You do pretty much everything yourself – why? Do you find it easier to push the constraints of creativity when they are set by yourself?
Delilah: I think it's a mixture. It feels liberating when you can wake up and decide what you’re going to do that day, whether it be make a video or paint some artwork. It's all organic but it is difficult – we don't always have the finances to bring our full creative visions to reality, so we problem solve and get a better result and that's what sets us apart from other bands. We always laugh when bands with record deals or on major labels look at us and try and copy us because they essentially have more tools and no original ideas.
Ursula: Our Dad's our manager, we reply to emails personally, if we go to another country or city it's through the money we'd be getting paid for the actual gig. It's nice being independent and knowing if you make any mistakes it's purely because you made them and you can't blame anyone else. We're definitely free artistically to do whatever we want without anyone meddling or telling us what to do, it's liberating.
There's often discussed pitfalls of being a woman in music, but what are the benefits?
Amelia: It's nice to know that we're doing something good by doing something we love. It can seem that being an all female band is apparently a political statement by default, but at least we are in a position where we can inspire other young women.
It feels easy to be part of a movement with some nicely crafted Instagram posts and a hashtag, does it frustrate you that people are perhaps not as tangibly involved as they could be?

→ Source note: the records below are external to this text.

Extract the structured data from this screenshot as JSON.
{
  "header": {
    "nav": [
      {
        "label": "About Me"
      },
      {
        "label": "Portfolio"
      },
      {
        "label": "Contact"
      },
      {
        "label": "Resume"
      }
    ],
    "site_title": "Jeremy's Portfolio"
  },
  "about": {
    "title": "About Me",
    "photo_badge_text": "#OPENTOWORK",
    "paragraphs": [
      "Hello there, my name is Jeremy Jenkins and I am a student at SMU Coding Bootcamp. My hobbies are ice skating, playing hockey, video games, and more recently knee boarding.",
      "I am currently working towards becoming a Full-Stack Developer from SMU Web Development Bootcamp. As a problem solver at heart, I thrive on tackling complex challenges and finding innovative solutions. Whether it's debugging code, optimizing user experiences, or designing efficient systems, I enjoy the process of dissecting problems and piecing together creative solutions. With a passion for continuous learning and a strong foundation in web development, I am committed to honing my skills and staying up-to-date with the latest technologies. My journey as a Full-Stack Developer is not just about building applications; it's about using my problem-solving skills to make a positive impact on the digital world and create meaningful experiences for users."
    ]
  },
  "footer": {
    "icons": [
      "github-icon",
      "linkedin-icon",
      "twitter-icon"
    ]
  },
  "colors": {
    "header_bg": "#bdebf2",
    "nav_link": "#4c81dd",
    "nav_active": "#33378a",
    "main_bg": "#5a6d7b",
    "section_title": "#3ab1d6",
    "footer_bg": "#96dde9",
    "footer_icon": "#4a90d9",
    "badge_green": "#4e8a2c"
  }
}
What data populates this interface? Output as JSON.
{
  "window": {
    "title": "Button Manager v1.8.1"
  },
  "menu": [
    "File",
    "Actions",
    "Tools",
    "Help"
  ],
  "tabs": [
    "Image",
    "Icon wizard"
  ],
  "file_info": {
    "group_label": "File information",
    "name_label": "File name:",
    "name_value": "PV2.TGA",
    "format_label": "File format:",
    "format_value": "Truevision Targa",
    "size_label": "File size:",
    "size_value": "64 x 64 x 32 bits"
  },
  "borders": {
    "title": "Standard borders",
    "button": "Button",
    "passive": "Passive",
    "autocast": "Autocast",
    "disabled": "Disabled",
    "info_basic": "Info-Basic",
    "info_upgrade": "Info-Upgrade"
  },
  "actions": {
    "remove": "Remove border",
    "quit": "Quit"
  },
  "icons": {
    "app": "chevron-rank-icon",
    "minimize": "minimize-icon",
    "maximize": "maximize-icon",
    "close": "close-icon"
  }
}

Delilah: It used to, I used to get so pissed off with all of that stuff but now I've realised people can try and they can get it wrong, there are real people and there are fake ones that do stuff because it's trendy. In a strange way I pity people that just do stuff because someone else told them it was cool. I just hope they wake up and start thinking for themselves.
Ursula: Live your revolution, reality will always beat online in my eyes but in the 21st century it's helpful to do both in order to spread your message to as many people as possible.
Amelia: In a way, it's great that it is a lot easier to become part of a movement, that its becoming a lot more accessible. The internet is a great way of finding like-minded people and to get your voice out there easier. It can be annoying that often the activism ends there, but even if it's gotten a few people to become more involved past that point that can't be a bad thing.
Finally, what do you want girls, women, to take away from your music?
Delilah: Self-love and free thinking, and we understand your rage.
Ursula: Power. That you have the power to do whatever you want to do, be whoever you want to do and if it doesn't fit in societies box it probably means you're doing something right.
Amelia: I want them to feel empowered to speak out, to pick up an instrument and just go with it. I want them to feel like it’s fine to ignore what society thinks of you.